The PC era will end, not with a bang, but with a ring tone.

ByABC News
November 14, 2007, 4:47 PM

Nov. 8, 2007 — -- The PC era is ending, not with a bang, but a ring tone.

There were two very interesting news items this week one that received a lot of attention, and one that got very little and for once, in tech, the weighting was appropriate.

The story you probably did notice was the announcement by Google that next week, it will release a new software platform, called Android, that will enable developers to create programs to make mobile phones easier to use and more efficient at manipulating the Web. Google backed this announcement, saying it will begin working closely with the major coalition of phone equipment developers, known as the Open Handset Alliance.

The initial reaction to Google's announcement was dismal: rumors had been flying around Silicon Valley for months that what was going to be announced was an actual Google Phone. Hungry, early adopters drooled at the prospect of an all-out Apple iPhone vs. Google Phone war, which would leave the traditional phone industry behind and shower us consumers with ever-cooler devices at ever-falling prices. Thus, Google's announcement was something of a letdown.

But once they got past their disappointment at not being able to hold, in their hands, an actual phone with the Google logo on it, the gurus of Silicon Valley began to realize that, ultimately, Android might be far bigger news in the long run. That's because, in introducing an open platform for wireless, Google had at last put into place the missing piece in the long-awaited breakout of the so-called "Third Screen" revolution.

In a wonderful alignment of the cosmos, the other, mostly overlooked big tech story of the week had to do with the "Second Screen" personal computers.

Remember personal computers? Remember how they used to be the hottest thing in technology? Remember how we used to excitedly await the newest Macintosh or the latest update of Windows?

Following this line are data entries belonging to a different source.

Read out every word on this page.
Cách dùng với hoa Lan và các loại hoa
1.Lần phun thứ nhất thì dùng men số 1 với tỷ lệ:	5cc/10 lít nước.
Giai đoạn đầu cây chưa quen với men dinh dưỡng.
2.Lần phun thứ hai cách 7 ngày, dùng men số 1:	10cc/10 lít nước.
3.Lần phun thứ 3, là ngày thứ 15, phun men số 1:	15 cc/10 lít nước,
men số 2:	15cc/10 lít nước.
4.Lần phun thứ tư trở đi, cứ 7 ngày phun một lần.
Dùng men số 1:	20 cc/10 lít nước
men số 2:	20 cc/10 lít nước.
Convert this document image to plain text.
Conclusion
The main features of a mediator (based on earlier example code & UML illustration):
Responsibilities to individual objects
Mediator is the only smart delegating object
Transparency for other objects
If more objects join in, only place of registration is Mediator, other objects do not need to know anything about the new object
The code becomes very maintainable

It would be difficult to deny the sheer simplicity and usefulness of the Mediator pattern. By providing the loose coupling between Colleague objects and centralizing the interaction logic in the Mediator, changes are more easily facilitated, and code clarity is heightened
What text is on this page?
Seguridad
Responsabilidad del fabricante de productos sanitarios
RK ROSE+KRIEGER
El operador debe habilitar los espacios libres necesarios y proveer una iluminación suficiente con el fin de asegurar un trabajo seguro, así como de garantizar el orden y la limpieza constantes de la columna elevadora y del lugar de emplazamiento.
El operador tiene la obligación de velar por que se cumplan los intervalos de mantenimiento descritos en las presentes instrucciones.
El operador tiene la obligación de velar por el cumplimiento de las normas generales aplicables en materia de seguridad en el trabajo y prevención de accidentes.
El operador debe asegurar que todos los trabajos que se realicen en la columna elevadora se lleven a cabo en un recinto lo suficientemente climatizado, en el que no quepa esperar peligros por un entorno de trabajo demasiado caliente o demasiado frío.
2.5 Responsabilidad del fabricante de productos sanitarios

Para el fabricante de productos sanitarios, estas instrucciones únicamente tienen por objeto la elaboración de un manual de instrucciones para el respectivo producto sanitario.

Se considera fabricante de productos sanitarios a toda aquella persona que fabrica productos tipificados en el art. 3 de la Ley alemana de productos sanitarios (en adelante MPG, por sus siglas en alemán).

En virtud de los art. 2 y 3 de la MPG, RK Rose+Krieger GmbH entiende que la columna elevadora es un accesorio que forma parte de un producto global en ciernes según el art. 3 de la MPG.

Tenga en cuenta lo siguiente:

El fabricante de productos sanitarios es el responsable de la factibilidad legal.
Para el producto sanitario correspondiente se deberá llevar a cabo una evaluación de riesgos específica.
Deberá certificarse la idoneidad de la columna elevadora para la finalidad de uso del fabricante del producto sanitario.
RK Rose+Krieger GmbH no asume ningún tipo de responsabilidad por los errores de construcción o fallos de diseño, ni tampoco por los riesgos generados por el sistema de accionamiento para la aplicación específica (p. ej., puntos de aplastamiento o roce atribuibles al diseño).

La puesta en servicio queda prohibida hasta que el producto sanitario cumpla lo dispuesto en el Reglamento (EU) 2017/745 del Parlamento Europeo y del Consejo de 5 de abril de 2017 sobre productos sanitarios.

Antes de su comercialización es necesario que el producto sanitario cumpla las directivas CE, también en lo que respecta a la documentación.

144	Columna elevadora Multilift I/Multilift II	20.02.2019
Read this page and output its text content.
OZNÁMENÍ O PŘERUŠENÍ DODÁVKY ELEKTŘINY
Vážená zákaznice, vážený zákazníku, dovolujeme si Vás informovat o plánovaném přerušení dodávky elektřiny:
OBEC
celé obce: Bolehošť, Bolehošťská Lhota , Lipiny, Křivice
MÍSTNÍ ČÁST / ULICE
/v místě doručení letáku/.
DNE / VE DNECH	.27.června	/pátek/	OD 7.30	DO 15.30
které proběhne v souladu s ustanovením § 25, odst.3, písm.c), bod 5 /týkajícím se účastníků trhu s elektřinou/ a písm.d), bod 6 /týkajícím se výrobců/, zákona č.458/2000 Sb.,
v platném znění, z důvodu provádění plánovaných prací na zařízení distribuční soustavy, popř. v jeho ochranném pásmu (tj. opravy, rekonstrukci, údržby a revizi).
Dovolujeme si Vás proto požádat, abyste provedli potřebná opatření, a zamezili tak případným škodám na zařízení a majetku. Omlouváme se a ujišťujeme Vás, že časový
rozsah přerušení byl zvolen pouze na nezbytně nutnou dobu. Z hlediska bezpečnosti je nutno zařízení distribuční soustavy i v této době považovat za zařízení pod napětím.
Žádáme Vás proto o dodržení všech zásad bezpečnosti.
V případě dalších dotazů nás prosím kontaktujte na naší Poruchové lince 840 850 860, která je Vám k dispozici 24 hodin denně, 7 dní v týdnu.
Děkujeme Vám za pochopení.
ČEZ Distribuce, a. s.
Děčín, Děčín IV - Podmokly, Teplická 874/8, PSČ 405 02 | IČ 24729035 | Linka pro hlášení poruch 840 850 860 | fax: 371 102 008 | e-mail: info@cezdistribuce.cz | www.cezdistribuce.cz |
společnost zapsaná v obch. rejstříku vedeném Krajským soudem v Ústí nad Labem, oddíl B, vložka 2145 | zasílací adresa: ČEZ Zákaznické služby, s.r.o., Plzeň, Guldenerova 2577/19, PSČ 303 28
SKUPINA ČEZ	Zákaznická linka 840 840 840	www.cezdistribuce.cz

I'm only being partly facetious. For most of us, the PC era has been the electronics revolution, everything else playing a supporting role. It was personal computing that brought most of us into the electronics age, put us on the Internet, and was consistently one of our largest capital expenditures. Thanks to the constant upgrading of PCs, because of the pace of Moore's Law meaning we replaced our machines every few years these devices have seemed perpetually young and new.